With regard to the issue of the vote of confidence for Ahmadinejad’s second cabinet, Bahonar states that the parliament’s votes of confidence for some ministers were given with Ayatollah Khamenei’s advice: “5 or 6 ministers would not have gained the vote of confidence, because we hold the heartbeat of the Majlis. I did not say that we would remove them from their posts…. Two days later, the leader advised us not to do so. This was his guiding order. I know open sessions of Majlis where some who do not give their vote of confidence to a minister, give zero to him, some give 5 and some 9.5. If I ask the person who gives 9.5 to the suggested minister to give his vote of confidence, he would do so. The leader’s guiding opinion has strong impact on the expert opinions of the representatives. The expert opinion of the Supreme Leader is certainly more important than the expert opinion of the Speaker of the parliament and many others.”
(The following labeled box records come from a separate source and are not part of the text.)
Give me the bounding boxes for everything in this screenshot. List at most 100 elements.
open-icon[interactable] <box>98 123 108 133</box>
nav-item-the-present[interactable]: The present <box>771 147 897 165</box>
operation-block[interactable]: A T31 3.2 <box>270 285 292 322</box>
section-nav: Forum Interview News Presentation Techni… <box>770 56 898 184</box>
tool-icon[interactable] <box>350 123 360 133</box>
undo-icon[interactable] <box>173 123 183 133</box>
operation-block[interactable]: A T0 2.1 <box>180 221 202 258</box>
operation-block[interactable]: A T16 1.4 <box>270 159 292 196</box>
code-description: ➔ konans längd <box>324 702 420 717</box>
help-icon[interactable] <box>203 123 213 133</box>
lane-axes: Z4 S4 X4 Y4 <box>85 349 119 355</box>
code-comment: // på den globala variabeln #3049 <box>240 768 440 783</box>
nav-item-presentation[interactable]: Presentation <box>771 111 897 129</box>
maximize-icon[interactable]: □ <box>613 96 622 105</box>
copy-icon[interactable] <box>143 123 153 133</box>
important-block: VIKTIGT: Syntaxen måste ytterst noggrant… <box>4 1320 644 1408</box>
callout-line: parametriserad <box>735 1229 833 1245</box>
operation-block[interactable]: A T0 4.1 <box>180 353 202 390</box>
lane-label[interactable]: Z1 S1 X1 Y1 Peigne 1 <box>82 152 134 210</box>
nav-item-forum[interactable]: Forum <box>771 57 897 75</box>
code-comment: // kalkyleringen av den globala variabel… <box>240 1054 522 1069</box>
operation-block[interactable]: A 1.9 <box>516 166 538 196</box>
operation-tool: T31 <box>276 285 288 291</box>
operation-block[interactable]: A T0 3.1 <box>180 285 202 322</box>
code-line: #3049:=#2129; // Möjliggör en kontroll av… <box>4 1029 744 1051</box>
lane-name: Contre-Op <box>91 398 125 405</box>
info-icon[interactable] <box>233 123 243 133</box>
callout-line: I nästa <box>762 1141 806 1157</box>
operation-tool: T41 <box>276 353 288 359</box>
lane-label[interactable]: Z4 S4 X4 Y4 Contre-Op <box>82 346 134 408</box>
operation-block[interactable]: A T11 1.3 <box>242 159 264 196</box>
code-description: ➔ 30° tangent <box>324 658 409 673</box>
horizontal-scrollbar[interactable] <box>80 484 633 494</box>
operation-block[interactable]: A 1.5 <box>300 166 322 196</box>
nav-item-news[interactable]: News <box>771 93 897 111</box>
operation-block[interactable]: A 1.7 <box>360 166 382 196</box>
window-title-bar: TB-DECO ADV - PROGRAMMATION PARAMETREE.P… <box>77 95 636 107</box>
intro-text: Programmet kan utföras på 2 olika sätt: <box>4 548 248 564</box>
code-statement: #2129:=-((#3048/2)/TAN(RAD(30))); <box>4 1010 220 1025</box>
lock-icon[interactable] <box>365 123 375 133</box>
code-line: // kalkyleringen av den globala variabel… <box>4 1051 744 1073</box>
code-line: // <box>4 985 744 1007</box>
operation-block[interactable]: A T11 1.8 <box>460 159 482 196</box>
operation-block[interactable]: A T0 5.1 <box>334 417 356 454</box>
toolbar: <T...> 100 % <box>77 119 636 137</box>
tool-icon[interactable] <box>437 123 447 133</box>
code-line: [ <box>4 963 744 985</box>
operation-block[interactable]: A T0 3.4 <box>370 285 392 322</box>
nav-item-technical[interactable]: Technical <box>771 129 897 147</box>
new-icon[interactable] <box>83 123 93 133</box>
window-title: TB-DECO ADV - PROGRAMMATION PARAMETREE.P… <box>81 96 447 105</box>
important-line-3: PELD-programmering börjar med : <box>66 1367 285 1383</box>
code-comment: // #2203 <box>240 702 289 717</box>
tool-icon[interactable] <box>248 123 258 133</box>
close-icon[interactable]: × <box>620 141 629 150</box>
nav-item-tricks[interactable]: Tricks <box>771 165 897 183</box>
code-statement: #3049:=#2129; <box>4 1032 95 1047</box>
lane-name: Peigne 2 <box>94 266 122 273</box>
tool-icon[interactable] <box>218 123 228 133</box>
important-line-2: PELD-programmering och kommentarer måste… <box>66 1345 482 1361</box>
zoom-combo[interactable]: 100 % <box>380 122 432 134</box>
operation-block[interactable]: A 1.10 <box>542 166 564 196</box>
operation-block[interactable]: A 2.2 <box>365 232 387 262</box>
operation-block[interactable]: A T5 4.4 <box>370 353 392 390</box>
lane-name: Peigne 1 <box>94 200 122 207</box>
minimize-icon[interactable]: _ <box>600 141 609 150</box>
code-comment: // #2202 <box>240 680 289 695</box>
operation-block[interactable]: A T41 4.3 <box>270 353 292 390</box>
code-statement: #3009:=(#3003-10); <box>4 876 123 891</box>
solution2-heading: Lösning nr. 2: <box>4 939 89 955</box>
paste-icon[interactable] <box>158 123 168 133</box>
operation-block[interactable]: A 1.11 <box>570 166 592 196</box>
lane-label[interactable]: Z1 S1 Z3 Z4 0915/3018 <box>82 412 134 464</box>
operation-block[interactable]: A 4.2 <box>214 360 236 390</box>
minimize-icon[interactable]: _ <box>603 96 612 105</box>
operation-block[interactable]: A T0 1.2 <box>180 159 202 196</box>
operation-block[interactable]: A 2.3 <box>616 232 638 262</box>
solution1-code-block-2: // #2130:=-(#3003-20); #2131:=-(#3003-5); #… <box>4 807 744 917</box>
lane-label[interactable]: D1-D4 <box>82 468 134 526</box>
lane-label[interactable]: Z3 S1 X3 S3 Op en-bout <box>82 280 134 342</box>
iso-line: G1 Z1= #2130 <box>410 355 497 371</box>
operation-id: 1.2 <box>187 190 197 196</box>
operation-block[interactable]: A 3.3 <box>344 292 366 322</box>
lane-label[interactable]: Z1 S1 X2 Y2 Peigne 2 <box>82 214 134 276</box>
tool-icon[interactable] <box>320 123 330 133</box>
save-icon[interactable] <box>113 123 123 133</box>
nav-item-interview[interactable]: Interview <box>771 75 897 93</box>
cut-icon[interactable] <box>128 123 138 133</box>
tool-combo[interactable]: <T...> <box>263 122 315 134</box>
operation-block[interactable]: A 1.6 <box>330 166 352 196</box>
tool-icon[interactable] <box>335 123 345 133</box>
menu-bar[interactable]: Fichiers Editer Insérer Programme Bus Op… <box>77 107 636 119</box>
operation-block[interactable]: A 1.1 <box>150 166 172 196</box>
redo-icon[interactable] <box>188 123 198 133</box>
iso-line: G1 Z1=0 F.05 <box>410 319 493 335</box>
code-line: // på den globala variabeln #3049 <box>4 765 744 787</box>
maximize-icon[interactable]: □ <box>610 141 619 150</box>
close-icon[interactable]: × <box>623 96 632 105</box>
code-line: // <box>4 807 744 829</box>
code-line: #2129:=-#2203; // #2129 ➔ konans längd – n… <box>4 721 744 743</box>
With regard to the question of whether the support of the Principalists for Ahmadinejad is mainly due to the leader’s advice, Bahonar has stated, “We have expressed our criticisms to the present government during the past years, but we have enough experience with previous governments as well, and we should compare them with each other. Therefore, in general, we have defended the government of Ahmadinejad.”

 

Supporters of Ahmadinejad, while criticizing Bahonar’s statements against the Ahmadinejad government, especially with regard to his remarks about the Leader’s advice on giving the vote of confidence, have questioned Bahonar’s quotation from the leader and have given strong responses to his criticisms of the government. Ali Akbar Javanfekr, Editor in Chief of the state newspaper Iran, in a piece entitled “Disconsolate Dreams”, writes, “The question of why people with political experience like Mohammad Reza Bahonar have confiscated the House of the People (parliament) for themselves and lost their tolerance against the revolutionary and popular government of Dr. Mahmoud Ahmadinejad, which has been the most effective government after the revolution in advancing the country, and are not ready to tolerate the last year of the present government, must  convincingly be answered.”

 

Bahonar is among Iranian politicians who demonstrated their effective role in Iran’s policies during the years after the revolution. Despite numerous disagreements with his opinions from many sources, during  Khatami’s and Ahmadinejad’s presidencies, the winner of the game has never been any of his opponents but he himself who, hitherto, has not been removed from the decision-making scene of Iran’s policies, rather, has seen his influence grow.